Além disso, os carregadores eram lentos, não podiam competir com carroças e camelos. Por isso Zhou Kui, sem carroças suficientes, não podia levar toda a prata só com carregadores.

Mas, de sua mansão até o Portão Chaoyang, eles dariam conta. A residência da família Zhou ficava perto dali, logo chegariam.

Enquanto a prata e os familiares de Zhou chegavam aos poucos, Wu Xiang e Tang Ruowang também se disfarçaram e, contornando as muralhas, foram do Portão Zhengyang até o Portão Chaoyang.

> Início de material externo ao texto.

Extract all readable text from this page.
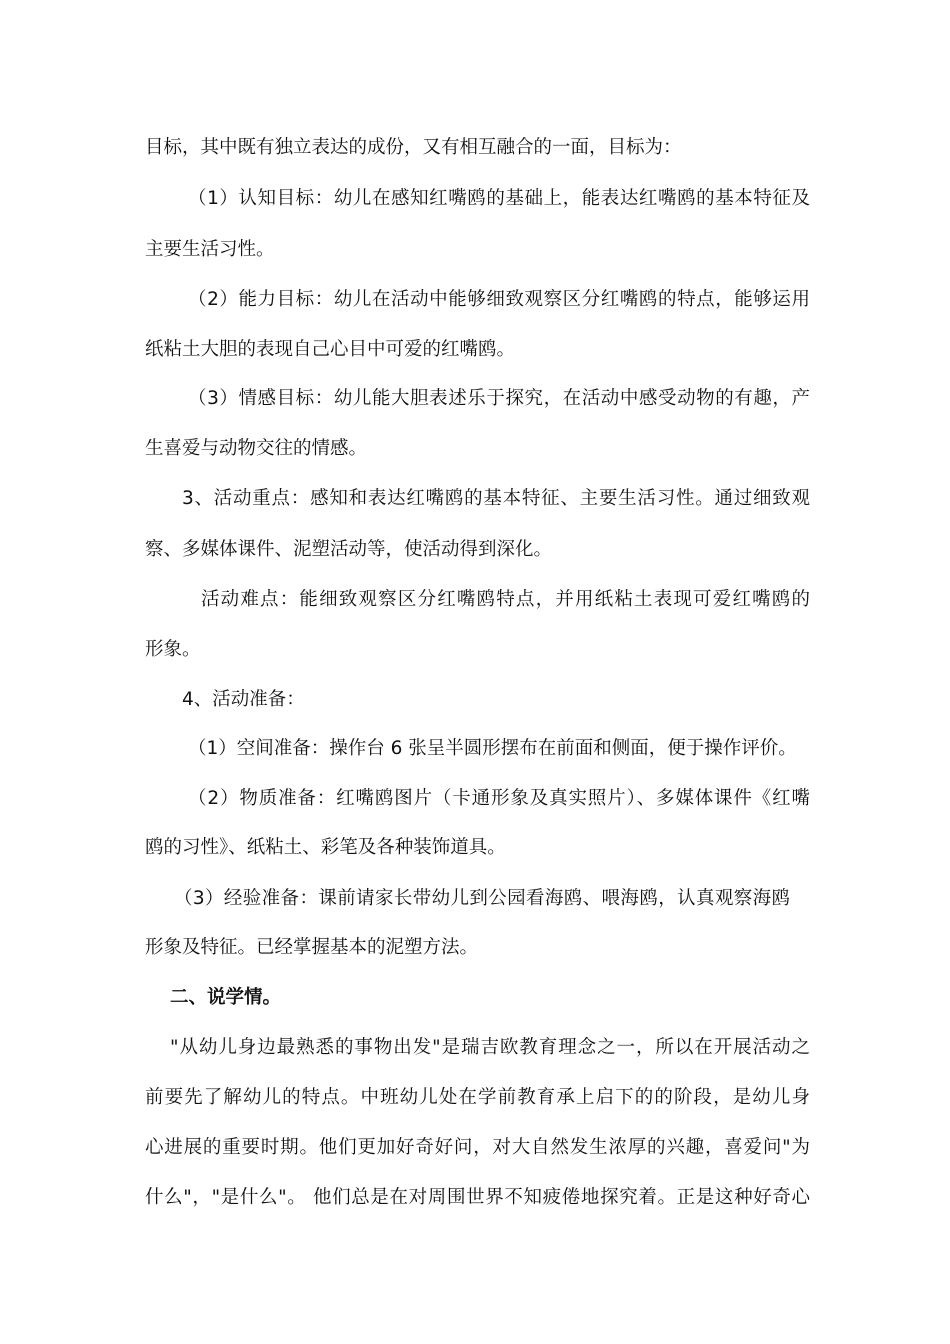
目标，其中既有独立表达的成份，又有相互融合的一面，目标为：
（1）认知目标：幼儿在感知红嘴鸥的基础上，能表达红嘴鸥的基本特征及
主要生活习性。
（2）能力目标：幼儿在活动中能够细致观察区分红嘴鸥的特点，能够运用
纸粘土大胆的表现自己心目中可爱的红嘴鸥。
（3）情感目标：幼儿能大胆表述乐于探究，在活动中感受动物的有趣，产
生喜爱与动物交往的情感。
3、活动重点：感知和表达红嘴鸥的基本特征、主要生活习性。通过细致观
察、多媒体课件、泥塑活动等，使活动得到深化。
活动难点：能细致观察区分红嘴鸥特点，并用纸粘土表现可爱红嘴鸥的
形象。
4、活动准备：
（1）空间准备：操作台 6 张呈半圆形摆布在前面和侧面，便于操作评价。
（2）物质准备：红嘴鸥图片（卡通形象及真实照片）、多媒体课件《红嘴
鸥的习性》、纸粘土、彩笔及各种装饰道具。
（3）经验准备：课前请家长带幼儿到公园看海鸥、喂海鸥，认真观察海鸥
形象及特征。已经掌握基本的泥塑方法。
二、说学情。
"从幼儿身边最熟悉的事物出发"是瑞吉欧教育理念之一，所以在开展活动之
前要先了解幼儿的特点。中班幼儿处在学前教育承上启下的的阶段，是幼儿身
心进展的重要时期。他们更加好奇好问，对大自然发生浓厚的兴趣，喜爱问"为
什么"，"是什么"。 他们总是在对周围世界不知疲倦地探究着。正是这种好奇心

Ambos juntos significava que o grande êxodo estava prestes a começar!

“Sogro, como estão as coisas?” Assim que viu Wu Xiang, Zhu Cilang perguntou sobre a situação no Portão Zhengyang.

“Os bandidos foram enganados,” Wu Xiang sorriu, orgulhoso. “Estão se movendo do Templo do Céu para o Portão Yongding! Devem começar o ataque só depois do amanhecer... Por aqui, o moral está alto, afinal, é o próprio imperador à frente das tropas, e ainda distribuíram recompensas.”

“Ótimo!” Zhu Cilang bateu palmas. “Sogro, Mestre Tang, vão junto com meu pai, minha mãe e a imperatriz Zhang... Vão vocês primeiro!”

“E Vossa Alteza não vem junto?” Tang Ruowang perguntou aflito.

“Ainda tenho assuntos a tratar,” respondeu Zhu Cilang. “Assim que terminar, eu os alcanço... Meu cavalo é veloz, alcanço vocês fácil.”

Dito isso, virou-se para a irmã mais nova de Wu: “Irmã, vá também com o sogro.”

“Ficarei com Vossa Alteza!” Ela balançou a cabeça e aproximou-se ainda mais de Zhu Cilang. “Vou proteger Vossa Alteza!”

Que lealdade!

Zhu Cilang olhou para Wu Xiang, que disse à filha: “Filha, cuide bem de Sua Alteza!”

“Sim, pai, prometo protegê-lo!”

Wu Xiang sorriu para Zhu Cilang: “Senhor, minha filha pratica artes marciais desde pequena; pode não ser uma grande guerreira, mas não lhe causará problemas.”

“Está decidido, ela fica comigo.”

“Então parto agora!” Wu Xiang, sem mais delongas, foi reunir a guarda do palácio e escoltar Chongzhen, a imperatriz Zhou, a imperatriz Zhang e os demais de carruagem até o Portão Chaoyang.

Zhou Kui, vendo a filha e o genro partirem, também quis apressar-se e perguntou a Zhu Cilang: “Chun, e minhas carroças?”

Zhu Cilang sorriu e ordenou diretamente a Zhu Chunjie: “Mande os carregadores levar a prata até fora do Portão Chaoyang, empilhando-a junto à ponte de pedra sobre o fosso!”

O que queria dizer com isso?

Zhou Kui ficou surpreso: “Chun, o que significa isso?”

Zhu Cilang sorriu novamente e saudou respeitosamente Zhou Kui: “Avô, em nome da dinastia Ming, o neto agradece ao senhor!”